Il Tribunale lo condannava, la Corte d’Appello lo assolveva, e le parti civili proponevano ricorso in Cassazione.
Secondo la Corte, il medico aveva un obbligo di garanzia, definito dalle specifiche competenze che erano proprie di quella branca della medicina d’emergenza, in cui rientravano l’esecuzione di alcuni accertamenti clinici, la decisione circa le cure da prestare e l’individuazione delle prestazioni specialistiche eventualmente necessarie, nonché la decisione inerente al ricovero del paziente e alla scelta del reparto reputato più idoneo. Il medico doveva compiere gli accertamenti diagnostici necessari per accertare quale fosse la patologia effettivamente patita e adeguarvi le cure. L’esclusione di ulteriori accertamenti poteva essere giustificata solo dalla raggiunta certezza che una di queste patologie potesse essere esclusa. Fino a quando il dubbio diagnostico non fosse stato risolto, invece, il medico non doveva accontentarsi del raggiunto convincimento di aver individuato la patologia esistente quando non fosse in grado di escludere patologie alternative. Il medico di Pronto Soccorso era, quindi, tenuto a fare controlli e a indirizzare, eventualmente, verso altri specialisti.

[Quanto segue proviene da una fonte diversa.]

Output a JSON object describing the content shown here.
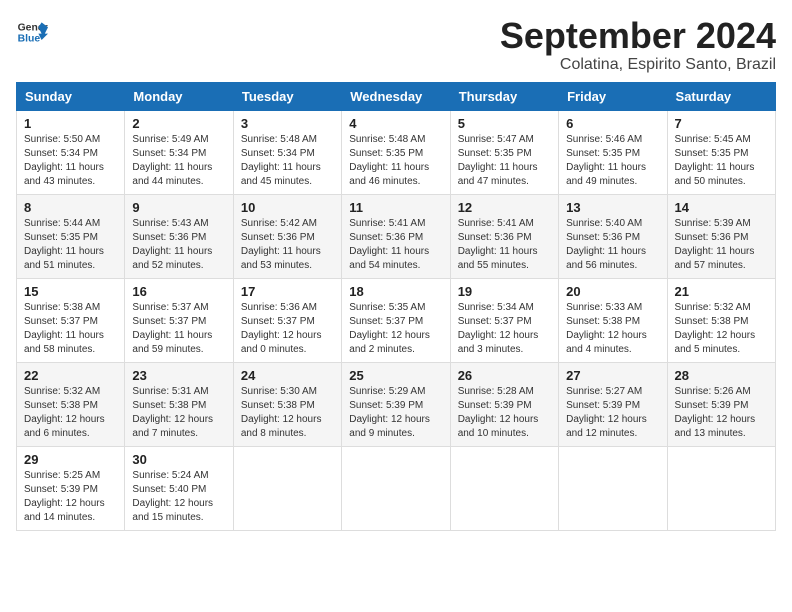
{
  "logo": {
    "text_general": "General",
    "text_blue": "Blue"
  },
  "title": {
    "month_year": "September 2024",
    "location": "Colatina, Espirito Santo, Brazil"
  },
  "weekdays": [
    "Sunday",
    "Monday",
    "Tuesday",
    "Wednesday",
    "Thursday",
    "Friday",
    "Saturday"
  ],
  "weeks": [
    [
      {
        "day": "1",
        "sunrise": "5:50 AM",
        "sunset": "5:34 PM",
        "daylight": "11 hours and 43 minutes."
      },
      {
        "day": "2",
        "sunrise": "5:49 AM",
        "sunset": "5:34 PM",
        "daylight": "11 hours and 44 minutes."
      },
      {
        "day": "3",
        "sunrise": "5:48 AM",
        "sunset": "5:34 PM",
        "daylight": "11 hours and 45 minutes."
      },
      {
        "day": "4",
        "sunrise": "5:48 AM",
        "sunset": "5:35 PM",
        "daylight": "11 hours and 46 minutes."
      },
      {
        "day": "5",
        "sunrise": "5:47 AM",
        "sunset": "5:35 PM",
        "daylight": "11 hours and 47 minutes."
      },
      {
        "day": "6",
        "sunrise": "5:46 AM",
        "sunset": "5:35 PM",
        "daylight": "11 hours and 49 minutes."
      },
      {
        "day": "7",
        "sunrise": "5:45 AM",
        "sunset": "5:35 PM",
        "daylight": "11 hours and 50 minutes."
      }
    ],
    [
      {
        "day": "8",
        "sunrise": "5:44 AM",
        "sunset": "5:35 PM",
        "daylight": "11 hours and 51 minutes."
      },
      {
        "day": "9",
        "sunrise": "5:43 AM",
        "sunset": "5:36 PM",
        "daylight": "11 hours and 52 minutes."
      },
      {
        "day": "10",
        "sunrise": "5:42 AM",
        "sunset": "5:36 PM",
        "daylight": "11 hours and 53 minutes."
      },
      {
        "day": "11",
        "sunrise": "5:41 AM",
        "sunset": "5:36 PM",
        "daylight": "11 hours and 54 minutes."
      },
      {
        "day": "12",
        "sunrise": "5:41 AM",
        "sunset": "5:36 PM",
        "daylight": "11 hours and 55 minutes."
      },
      {
        "day": "13",
        "sunrise": "5:40 AM",
        "sunset": "5:36 PM",
        "daylight": "11 hours and 56 minutes."
      },
      {
        "day": "14",
        "sunrise": "5:39 AM",
        "sunset": "5:36 PM",
        "daylight": "11 hours and 57 minutes."
      }
    ],
    [
      {
        "day": "15",
        "sunrise": "5:38 AM",
        "sunset": "5:37 PM",
        "daylight": "11 hours and 58 minutes."
      },
      {
        "day": "16",
        "sunrise": "5:37 AM",
        "sunset": "5:37 PM",
        "daylight": "11 hours and 59 minutes."
      },
      {
        "day": "17",
        "sunrise": "5:36 AM",
        "sunset": "5:37 PM",
        "daylight": "12 hours and 0 minutes."
      },
      {
        "day": "18",
        "sunrise": "5:35 AM",
        "sunset": "5:37 PM",
        "daylight": "12 hours and 2 minutes."
      },
      {
        "day": "19",
        "sunrise": "5:34 AM",
        "sunset": "5:37 PM",
        "daylight": "12 hours and 3 minutes."
      },
      {
        "day": "20",
        "sunrise": "5:33 AM",
        "sunset": "5:38 PM",
        "daylight": "12 hours and 4 minutes."
      },
      {
        "day": "21",
        "sunrise": "5:32 AM",
        "sunset": "5:38 PM",
        "daylight": "12 hours and 5 minutes."
      }
    ],
    [
      {
        "day": "22",
        "sunrise": "5:32 AM",
        "sunset": "5:38 PM",
        "daylight": "12 hours and 6 minutes."
      },
      {
        "day": "23",
        "sunrise": "5:31 AM",
        "sunset": "5:38 PM",
        "daylight": "12 hours and 7 minutes."
      },
      {
        "day": "24",
        "sunrise": "5:30 AM",
        "sunset": "5:38 PM",
        "daylight": "12 hours and 8 minutes."
      },
      {
        "day": "25",
        "sunrise": "5:29 AM",
        "sunset": "5:39 PM",
        "daylight": "12 hours and 9 minutes."
      },
      {
        "day": "26",
        "sunrise": "5:28 AM",
        "sunset": "5:39 PM",
        "daylight": "12 hours and 10 minutes."
      },
      {
        "day": "27",
        "sunrise": "5:27 AM",
        "sunset": "5:39 PM",
        "daylight": "12 hours and 12 minutes."
      },
      {
        "day": "28",
        "sunrise": "5:26 AM",
        "sunset": "5:39 PM",
        "daylight": "12 hours and 13 minutes."
      }
    ],
    [
      {
        "day": "29",
        "sunrise": "5:25 AM",
        "sunset": "5:39 PM",
        "daylight": "12 hours and 14 minutes."
      },
      {
        "day": "30",
        "sunrise": "5:24 AM",
        "sunset": "5:40 PM",
        "daylight": "12 hours and 15 minutes."
      },
      null,
      null,
      null,
      null,
      null
    ]
  ]
}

Per addebitare la morte al medico, però, era necessario il giudizio controfattuale e cioè chiedersi se ulteriori indagini diagnostiche avrebbero impedito la morte del paziente. Nel caso di specie, la Corte d’Appello, assolvendo il medico, non aveva svolto il giudizio controfattuale, conformandosi al parere dei consulenti che, invece, negavano una certezza assoluta dell’efficacia salvifica. E per tali ragioni la sentenza assolutoria veniva annullata dalla Cassazione, la quale rinviava alla Corte d’Appello per fini civili.